Иду к кроватке, под чутким руководством Валеры, который меня в спину шпыняет легонечко. Сам думаю, как бы в обморок не грохнуться, засмеют ведь потом. Состояние прям предобморочное: слабость, головокружение, в глазах темно, ноги ватные, — полный набор.
Но вижу её, и всё проходит моментально.
Никогда не видел таких красивых детей. Никогда. Врут все безбожно, когда говорят, что дети рождаются страшненькими, — они прекрасны.
— Можно взять её на руки? — тихо спрашиваю у Макара, поигрывая пальцами от волнения.
— Любаша говорит, что нельзя, когда она спит, — не сразу втыкаюсь, кто такая Любаша, но послушно киваю и прячу руки за спину.
— Документы на тумбочке, — шепчет, показывая головой направление.
— Какие? — не понимаю его.
— Свидетельство о рождении и остальное. Она твоя…
— В смысле, моя? — туплю.
— Свою, я бы назвал по-другому, — усмехается. — и, я слишком сильно люблю эту малышку, чтобы так шутить. Надеюсь, ты разрешишь мне с ней встречаться…

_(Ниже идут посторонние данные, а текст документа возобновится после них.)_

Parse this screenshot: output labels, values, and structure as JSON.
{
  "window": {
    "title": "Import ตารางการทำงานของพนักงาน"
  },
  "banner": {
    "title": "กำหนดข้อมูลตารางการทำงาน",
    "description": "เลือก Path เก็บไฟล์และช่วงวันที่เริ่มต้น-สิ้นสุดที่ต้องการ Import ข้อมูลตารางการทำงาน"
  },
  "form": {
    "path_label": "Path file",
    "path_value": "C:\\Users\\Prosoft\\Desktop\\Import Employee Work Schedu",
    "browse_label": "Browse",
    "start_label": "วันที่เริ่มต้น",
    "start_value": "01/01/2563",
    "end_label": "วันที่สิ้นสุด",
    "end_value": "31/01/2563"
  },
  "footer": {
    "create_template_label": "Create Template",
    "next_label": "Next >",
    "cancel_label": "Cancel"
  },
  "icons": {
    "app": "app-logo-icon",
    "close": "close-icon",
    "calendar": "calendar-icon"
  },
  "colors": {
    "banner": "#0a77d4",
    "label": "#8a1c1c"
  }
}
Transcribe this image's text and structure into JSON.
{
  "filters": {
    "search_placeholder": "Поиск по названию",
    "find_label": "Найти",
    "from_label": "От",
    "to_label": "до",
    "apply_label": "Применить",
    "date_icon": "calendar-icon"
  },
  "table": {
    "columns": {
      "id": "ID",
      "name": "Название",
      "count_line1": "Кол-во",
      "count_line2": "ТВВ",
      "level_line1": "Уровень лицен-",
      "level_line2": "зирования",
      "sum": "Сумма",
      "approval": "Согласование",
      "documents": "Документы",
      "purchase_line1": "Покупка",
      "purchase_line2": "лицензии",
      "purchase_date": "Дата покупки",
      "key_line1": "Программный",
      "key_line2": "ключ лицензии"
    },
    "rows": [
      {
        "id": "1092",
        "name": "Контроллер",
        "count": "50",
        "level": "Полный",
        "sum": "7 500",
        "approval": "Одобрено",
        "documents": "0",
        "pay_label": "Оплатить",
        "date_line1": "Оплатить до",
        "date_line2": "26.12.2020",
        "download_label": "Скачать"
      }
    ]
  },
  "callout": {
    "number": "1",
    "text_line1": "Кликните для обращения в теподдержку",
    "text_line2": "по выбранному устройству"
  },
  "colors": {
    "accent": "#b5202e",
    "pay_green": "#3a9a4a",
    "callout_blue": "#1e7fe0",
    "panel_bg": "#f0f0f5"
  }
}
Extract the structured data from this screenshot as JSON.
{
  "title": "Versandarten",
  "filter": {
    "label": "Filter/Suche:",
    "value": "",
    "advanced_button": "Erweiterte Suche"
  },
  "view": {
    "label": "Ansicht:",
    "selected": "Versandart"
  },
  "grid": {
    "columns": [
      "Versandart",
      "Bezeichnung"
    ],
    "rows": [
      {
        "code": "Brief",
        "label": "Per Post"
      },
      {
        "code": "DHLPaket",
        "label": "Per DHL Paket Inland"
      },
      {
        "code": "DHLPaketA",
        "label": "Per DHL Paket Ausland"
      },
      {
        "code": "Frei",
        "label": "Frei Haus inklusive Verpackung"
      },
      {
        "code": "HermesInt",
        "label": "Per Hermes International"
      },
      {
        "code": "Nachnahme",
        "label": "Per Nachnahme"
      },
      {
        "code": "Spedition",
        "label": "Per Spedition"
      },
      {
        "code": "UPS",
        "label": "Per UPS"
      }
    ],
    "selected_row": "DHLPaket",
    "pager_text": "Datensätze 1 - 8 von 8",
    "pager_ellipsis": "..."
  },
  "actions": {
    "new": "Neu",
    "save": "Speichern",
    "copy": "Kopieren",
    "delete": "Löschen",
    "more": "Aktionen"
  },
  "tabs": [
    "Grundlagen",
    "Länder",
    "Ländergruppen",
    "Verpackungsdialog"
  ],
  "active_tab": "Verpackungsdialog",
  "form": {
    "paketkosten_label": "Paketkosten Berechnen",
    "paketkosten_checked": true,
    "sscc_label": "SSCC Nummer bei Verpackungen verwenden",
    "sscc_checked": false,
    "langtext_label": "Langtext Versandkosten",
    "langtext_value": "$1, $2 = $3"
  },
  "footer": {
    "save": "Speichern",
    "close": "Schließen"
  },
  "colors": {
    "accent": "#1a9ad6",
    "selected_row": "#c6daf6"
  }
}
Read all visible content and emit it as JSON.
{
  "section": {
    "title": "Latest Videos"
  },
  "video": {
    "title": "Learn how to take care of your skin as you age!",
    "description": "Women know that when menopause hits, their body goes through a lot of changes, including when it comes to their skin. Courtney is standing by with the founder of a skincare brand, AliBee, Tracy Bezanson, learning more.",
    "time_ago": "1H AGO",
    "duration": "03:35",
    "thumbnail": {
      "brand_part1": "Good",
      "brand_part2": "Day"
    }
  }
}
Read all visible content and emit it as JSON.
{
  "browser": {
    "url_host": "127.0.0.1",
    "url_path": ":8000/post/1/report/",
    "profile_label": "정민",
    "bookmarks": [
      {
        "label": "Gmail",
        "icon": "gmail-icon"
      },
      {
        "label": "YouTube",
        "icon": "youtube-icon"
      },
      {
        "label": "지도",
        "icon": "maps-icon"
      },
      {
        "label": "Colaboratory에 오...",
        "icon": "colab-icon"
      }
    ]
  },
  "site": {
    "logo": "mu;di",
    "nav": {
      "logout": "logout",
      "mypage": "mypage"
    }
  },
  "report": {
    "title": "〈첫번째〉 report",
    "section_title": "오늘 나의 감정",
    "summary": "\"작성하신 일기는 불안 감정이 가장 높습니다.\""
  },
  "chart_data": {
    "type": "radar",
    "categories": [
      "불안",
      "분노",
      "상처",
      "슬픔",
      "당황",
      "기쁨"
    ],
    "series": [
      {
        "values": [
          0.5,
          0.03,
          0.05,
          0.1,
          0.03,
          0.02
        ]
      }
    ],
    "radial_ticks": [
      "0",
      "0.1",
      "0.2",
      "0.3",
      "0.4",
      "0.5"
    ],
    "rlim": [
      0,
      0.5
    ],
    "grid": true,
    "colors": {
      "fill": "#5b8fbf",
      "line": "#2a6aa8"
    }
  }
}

— Ну как ощущения, папаша? — вклинивается в наш разговор Валера, а Нер заворочалась в своём коконе из пелёнок, недовольно покряхтывая.
— Т-ш-ш, — шипим с Макаром на него.
— Да я читал, что дети в таком возрасте не обращают внимания на шум, им можно тяжёлый рок ставить на полную мощь…
— Своим будешь ставить тяжёлый рок, — обрубает его Макар…
— Зоя, где? — спрашиваю, не находя вокруг следов её присутствия…
И тут малышка заплакала…
Интуитивно хватаю её из кроватки, и прижимаю к себе. Ощущения непередаваемые.